Setup. Let $\Omega$ be a set, and let $\mathcal F$ be its powerset. A full conditional probability is a function $P(\cdot \mid \cdot): \mathcal F \times \mathcal F \setminus \emptyset \to [0,1]$ that satisfies:
(1) For all non-empty $F \in \mathcal F$, $P(\cdot \mid F)$ is a finitely additive probability measure on $(\Omega, \mathcal F)$;
(2) For all non-empty $F \in \mathcal F$, $P(F\mid F)=1$;
(3) For all $A,B \in \mathcal F$ and all non-empty $C \in \mathcal F$ for which $B \cap C$ is also non-empty, $$P(A \cap B \mid C) = P(B \mid C)P(A \mid B \cap C)\tag{1}.$$
If $P$ is a full conditional probability, we write $P(F)$ instead of $P(F \mid \Omega)$.
Note that if $P(B)>0$, then $P(A \mid B) = P(A \cap B)/P(B)$. This is obtained from (1) with $C = \Omega$. In other words, full conditional probabilities extend the usual notion of conditional probability given an event to allow for conditioning on events with probability zero.
Question.
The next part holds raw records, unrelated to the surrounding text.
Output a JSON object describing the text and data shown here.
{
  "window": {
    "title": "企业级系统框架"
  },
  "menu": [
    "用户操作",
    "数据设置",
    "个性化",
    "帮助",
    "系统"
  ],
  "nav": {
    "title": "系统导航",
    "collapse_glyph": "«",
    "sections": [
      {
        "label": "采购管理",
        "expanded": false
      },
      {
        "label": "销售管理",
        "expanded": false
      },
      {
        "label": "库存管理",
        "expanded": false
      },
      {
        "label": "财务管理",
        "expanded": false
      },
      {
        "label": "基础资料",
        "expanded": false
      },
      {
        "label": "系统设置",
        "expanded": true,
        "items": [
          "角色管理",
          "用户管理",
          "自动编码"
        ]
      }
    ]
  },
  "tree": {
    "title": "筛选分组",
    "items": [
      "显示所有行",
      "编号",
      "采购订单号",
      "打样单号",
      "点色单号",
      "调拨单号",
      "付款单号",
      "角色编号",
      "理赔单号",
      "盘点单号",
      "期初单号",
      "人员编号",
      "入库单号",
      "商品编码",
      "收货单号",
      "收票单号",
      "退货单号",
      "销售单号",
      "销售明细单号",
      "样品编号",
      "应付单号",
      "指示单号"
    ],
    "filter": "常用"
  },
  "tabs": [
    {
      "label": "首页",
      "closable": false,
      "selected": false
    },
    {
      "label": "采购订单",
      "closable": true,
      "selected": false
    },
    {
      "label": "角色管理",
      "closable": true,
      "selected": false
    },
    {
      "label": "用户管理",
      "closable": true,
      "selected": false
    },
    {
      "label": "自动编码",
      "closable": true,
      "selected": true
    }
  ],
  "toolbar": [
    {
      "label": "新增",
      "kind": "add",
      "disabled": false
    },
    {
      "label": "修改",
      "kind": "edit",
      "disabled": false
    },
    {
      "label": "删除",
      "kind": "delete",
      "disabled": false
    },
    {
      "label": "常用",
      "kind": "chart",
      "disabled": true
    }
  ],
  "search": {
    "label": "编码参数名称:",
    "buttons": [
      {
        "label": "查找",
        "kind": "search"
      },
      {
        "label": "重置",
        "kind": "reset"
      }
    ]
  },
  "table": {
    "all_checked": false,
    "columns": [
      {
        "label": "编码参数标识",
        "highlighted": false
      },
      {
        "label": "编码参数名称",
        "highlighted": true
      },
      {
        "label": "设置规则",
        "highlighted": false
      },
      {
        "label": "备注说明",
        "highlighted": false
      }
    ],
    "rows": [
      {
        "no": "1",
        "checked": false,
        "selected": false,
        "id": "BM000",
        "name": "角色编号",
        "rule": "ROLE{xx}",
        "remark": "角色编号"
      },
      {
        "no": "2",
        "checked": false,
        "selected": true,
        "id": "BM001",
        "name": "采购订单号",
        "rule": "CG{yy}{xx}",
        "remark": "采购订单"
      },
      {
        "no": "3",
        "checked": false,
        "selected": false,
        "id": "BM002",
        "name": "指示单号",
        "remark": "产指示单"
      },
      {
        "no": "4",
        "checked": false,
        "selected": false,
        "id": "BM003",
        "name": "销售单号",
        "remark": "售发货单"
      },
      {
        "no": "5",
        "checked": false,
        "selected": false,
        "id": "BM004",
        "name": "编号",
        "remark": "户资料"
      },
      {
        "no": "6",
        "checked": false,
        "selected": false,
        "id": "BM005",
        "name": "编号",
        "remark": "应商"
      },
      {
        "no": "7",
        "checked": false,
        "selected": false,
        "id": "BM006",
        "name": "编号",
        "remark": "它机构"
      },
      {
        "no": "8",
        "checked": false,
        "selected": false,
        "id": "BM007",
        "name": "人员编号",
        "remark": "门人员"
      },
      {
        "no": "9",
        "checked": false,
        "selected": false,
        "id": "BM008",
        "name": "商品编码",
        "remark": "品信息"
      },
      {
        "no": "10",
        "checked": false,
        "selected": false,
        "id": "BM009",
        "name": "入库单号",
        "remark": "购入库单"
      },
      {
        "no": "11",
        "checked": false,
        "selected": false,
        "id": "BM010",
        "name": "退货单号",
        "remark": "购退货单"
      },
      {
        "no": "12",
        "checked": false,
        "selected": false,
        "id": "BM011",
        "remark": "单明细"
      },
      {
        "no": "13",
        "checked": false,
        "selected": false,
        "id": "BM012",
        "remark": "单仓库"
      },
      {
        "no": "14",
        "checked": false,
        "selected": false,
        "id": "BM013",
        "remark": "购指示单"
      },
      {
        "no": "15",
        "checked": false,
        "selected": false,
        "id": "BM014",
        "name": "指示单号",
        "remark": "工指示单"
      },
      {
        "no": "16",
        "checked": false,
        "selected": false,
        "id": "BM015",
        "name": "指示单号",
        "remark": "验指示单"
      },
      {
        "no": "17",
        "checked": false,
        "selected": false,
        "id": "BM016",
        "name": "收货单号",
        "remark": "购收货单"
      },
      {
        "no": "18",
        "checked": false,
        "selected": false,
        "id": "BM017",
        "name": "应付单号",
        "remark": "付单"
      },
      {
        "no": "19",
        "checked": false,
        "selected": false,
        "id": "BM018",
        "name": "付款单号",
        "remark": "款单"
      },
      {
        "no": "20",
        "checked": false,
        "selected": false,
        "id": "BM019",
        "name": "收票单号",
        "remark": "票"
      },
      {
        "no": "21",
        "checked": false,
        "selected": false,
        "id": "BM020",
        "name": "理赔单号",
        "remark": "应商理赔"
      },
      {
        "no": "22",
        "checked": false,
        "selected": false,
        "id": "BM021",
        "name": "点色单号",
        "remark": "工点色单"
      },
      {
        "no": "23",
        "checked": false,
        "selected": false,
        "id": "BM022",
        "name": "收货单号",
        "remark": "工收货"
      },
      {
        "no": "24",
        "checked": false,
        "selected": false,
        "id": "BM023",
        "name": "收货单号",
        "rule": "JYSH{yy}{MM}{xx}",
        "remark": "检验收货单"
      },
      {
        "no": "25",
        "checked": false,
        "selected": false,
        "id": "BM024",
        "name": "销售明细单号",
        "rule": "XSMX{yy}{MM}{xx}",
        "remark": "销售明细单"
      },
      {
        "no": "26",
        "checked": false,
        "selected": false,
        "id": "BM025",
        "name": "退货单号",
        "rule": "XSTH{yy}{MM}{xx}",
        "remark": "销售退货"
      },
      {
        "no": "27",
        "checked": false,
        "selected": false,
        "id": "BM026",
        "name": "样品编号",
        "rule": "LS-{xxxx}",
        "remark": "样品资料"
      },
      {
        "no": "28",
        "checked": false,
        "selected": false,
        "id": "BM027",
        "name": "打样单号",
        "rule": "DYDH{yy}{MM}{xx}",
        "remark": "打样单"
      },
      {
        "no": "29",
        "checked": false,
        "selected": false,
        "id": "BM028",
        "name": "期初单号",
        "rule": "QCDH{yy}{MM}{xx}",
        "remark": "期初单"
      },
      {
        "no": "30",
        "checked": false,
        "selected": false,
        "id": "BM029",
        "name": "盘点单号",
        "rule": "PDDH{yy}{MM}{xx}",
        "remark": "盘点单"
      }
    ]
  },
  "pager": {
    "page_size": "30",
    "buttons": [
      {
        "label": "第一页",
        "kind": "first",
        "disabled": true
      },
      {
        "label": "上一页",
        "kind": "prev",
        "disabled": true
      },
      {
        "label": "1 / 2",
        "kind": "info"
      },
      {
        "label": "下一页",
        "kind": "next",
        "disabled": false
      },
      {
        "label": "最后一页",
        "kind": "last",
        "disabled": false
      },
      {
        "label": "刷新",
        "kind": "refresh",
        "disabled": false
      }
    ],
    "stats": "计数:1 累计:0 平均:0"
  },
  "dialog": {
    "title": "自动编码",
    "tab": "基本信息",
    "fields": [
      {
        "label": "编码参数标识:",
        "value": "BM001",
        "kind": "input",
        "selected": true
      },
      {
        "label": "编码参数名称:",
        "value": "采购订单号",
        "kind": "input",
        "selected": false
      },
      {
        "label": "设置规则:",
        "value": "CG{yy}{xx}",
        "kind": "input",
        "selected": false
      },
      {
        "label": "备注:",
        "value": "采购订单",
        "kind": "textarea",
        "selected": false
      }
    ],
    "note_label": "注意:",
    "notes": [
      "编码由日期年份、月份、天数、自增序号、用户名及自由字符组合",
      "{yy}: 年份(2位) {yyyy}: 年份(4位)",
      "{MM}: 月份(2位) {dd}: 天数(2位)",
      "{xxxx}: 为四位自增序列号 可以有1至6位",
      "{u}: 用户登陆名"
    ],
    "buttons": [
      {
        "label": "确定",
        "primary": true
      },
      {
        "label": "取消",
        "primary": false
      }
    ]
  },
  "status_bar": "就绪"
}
Let $F_1 \supset F_2 \supset ...$ be a decreasing sequence of non-empty subsets of $\Omega$.
Is it the case that $P(A \mid F_n)$ converges for all $A \in \mathcal F$?
Observations. Let $F = \bigcap_n F_n$. If $P(F)> 0$, so that $P(A \mid F_n) = P(A \cap F_n)/P(F_n)$, then $P(A \mid F_n)$ converges. If $P(\cdot \mid \Omega)$ is countably (and not merely finitely) additive, then the limit is equal to $P(A \mid F)$. Without countable additivity, however, $P(A \cap F_n)$ might not converge to $P(A \cap F)$, and $P(F_n)$ might not converge to $P(F)$ (they converge to something, though, because they are both bounded and non-increasing).
Not necessarily!
Here is a counter-example:
Let $\Omega:=\mathbb{N}$. For $\varnothing\neq F\subseteq\Omega$, let $P(\cdot\,|\,F):=\delta_{\min(F)}$ be the Dirac measure with a unit mass at the smallest element of $F$.
Note that $P(\cdot\,|\,\cdot)$ satisfies the axioms. Namely, for $F\neq\varnothing$, $P(\cdot\,|\,F)$ is a (countably additive) probability measure concentrated at $F$. For $A,B,C\subseteq\Omega$ with $B\cap C\neq\varnothing$, \begin{align*} P(B\,|\,C)P(A\,|\,B\cap C)=1 \quad &\Longleftrightarrow\quad \text{$B\ni\min(C)$ and $A\ni\min(B\cap C)$} \\ &\Longleftrightarrow\quad \text{$B\ni\min(C)$ and $A\ni\min(C)$} \tag{$*$} \\ &\Longleftrightarrow\quad \text{$A\cap B\ni\min(C)$} \\ &\Longleftrightarrow\quad P(A\cap B\,|\,C)=1 \;, \end{align*} where ($*$) is true because when $B\ni\min(C)$, we have $\min(B\cap C)=\min(C)$. Hence, the third axiom is also satisfied.
Now, let $A$ be the set of even numbers and $F_n:=\{n, n+1, n+2, \ldots\}$. Clearly, $F_1\supset F_2\supset\cdots$ but $P(A|F_n)$ does not converge.